The SAPRIN protocol has four components (see Fig3) namely; a) household surveillance, b) verbal autopsy, c) individual health surveillance, and d) linkage to service records.

Fig3: SAPRIN Core protocol components and associated data collection methods

1.5.  Standardised question wording, coding and concept definitions of all SAPRIN Core Data Elements;

All SAPRIN core data elements, specified in an annexure to the SAPRIN Core protocol, are the common minimum variables to be collected by each HDSS Node, have been standardisation into questions and response codes, and are used by all HDSS nodes without amendment.

1.6.  SAPRIN-level proforma templates for memorandum of agreements (MoA) with government departments;

SAPRIN is in the process of setting up memorandum of agreements with government departments and research councils at national level. These SAPRIN-level MoA templates will be used by HDSS Nodes to negotiate site-specific MoAs for record linkage purposes with their provincial governments. 

1.7.  Common ethical framework;

Each HDSS node’s platform protocol (i.e. the SAPRIN core protocol amended for contextual fit) will receive ethical approval from the node’s Ethics Committee of note. Written informed consent are applied to all data collection activities. All informed consents include a standard statement disclosing to participants that their anonymised data will be shared for scientific analysis through, inter alia, the SAPRIN data repository.  Further, all informed consent documents and data forms are translated and administered to participants in their local language. Free online translation services are accessed from a portal developed by the South African Centre for Digital Language Resources (SADiLaR), which is also supported by the Department of Science and Innovation (DSI) as part of the new South African Research Infrastructure Roadmap (SARIR).

1.8.  Electronic Data quality assurance/control system;

All HDSS Nodes implement an electronic data QA/QC system to ensure consistent data quality standards across all Nodes. As part of operational harmonisation, SAPRIN Management performs an annual operational quality assurance review at each HDSS node to assess data quality, implementation of core protocol, and operational efficiency.

1.9.  Common Database;

SAPRIN provides a standard database to all HDSS Nodes that is built to store longitudinal data. The database is scalable and can be expanded in terms of both tables and variables.
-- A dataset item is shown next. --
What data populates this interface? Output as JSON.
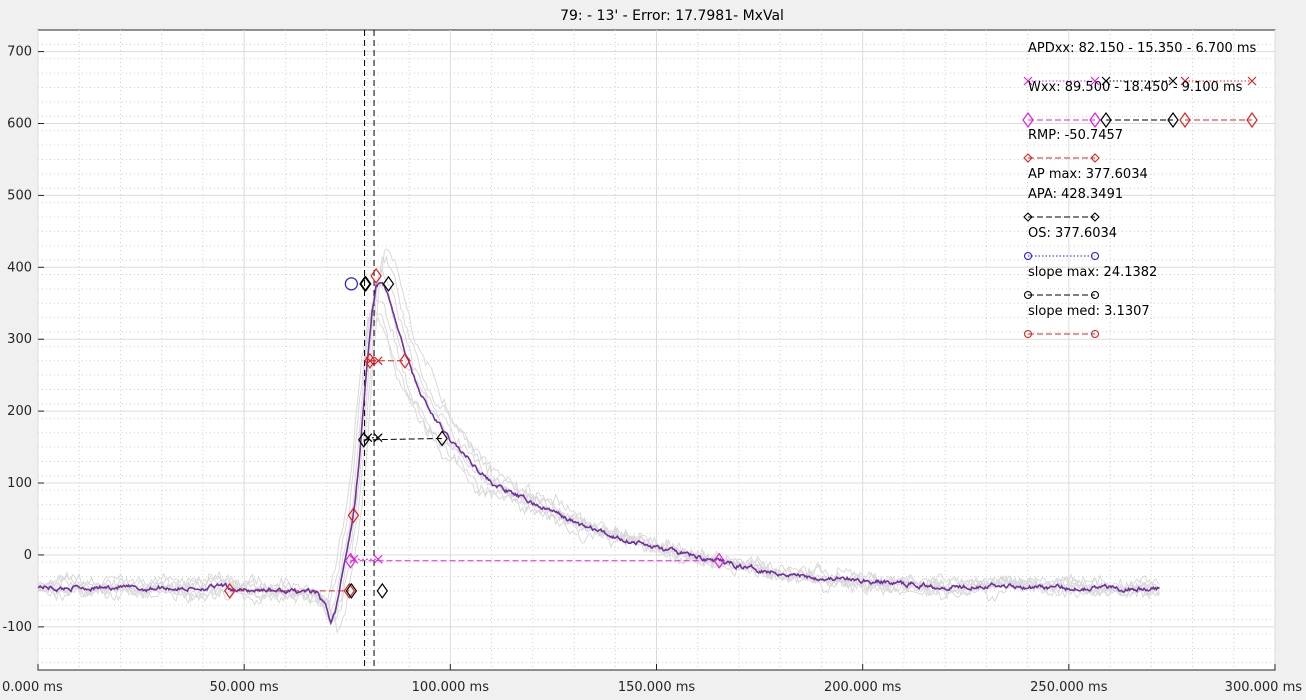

The database is designed to track three core entities on which longitudinal data will be collected (Fig4). The starting point is a dwelling unit which is a physical location, a plot of land belonging to one owner, with buildings, to which geo-coordinates can be assigned. Next is a household, a social group of one or more individual members. Every household must be resident at a dwelling, a physical location. Within each household are household members, who can be resident at the same physical dwelling as the household or could be resident elsewhere away from the household. This results in the concept of multiple household membership, whereby an individual is concurrently a member of two or more households that are resident in the DSA.  Whereas we can have a dwelling with no resident household, it is not possible to have a household without at least one member nor to have household member who is not linked to at least one household. Each physical location, household and household member is assigned a unique permanent study identifier that is used to longitudinally identify them over many years.   


Fig4: SAPRIN Basic Data Structure

1.10. Best Practice Workshop Series;

To attain operational harmony across SAPRIN HDSS Nodes, communities of practice were established in research operations, data management and community engagement to foster collaboration and mutual support between the HDSS Nodes. These communities of best practice, consisting of staff leading a workstream at each HDSS Node, meet annually at a 3-day workshop, organised by SAPRIN and rotationally held at each HDSS Node, to discuss new developments, improvements, exchange best practices aimed at ensuring cost-efficient and cost-effective implementation of the SAPRIN core protocol. During the year, these communities of practice are used as networks to foster inter HDSS exchange visits and daily conversations of onsite and remote support to each other.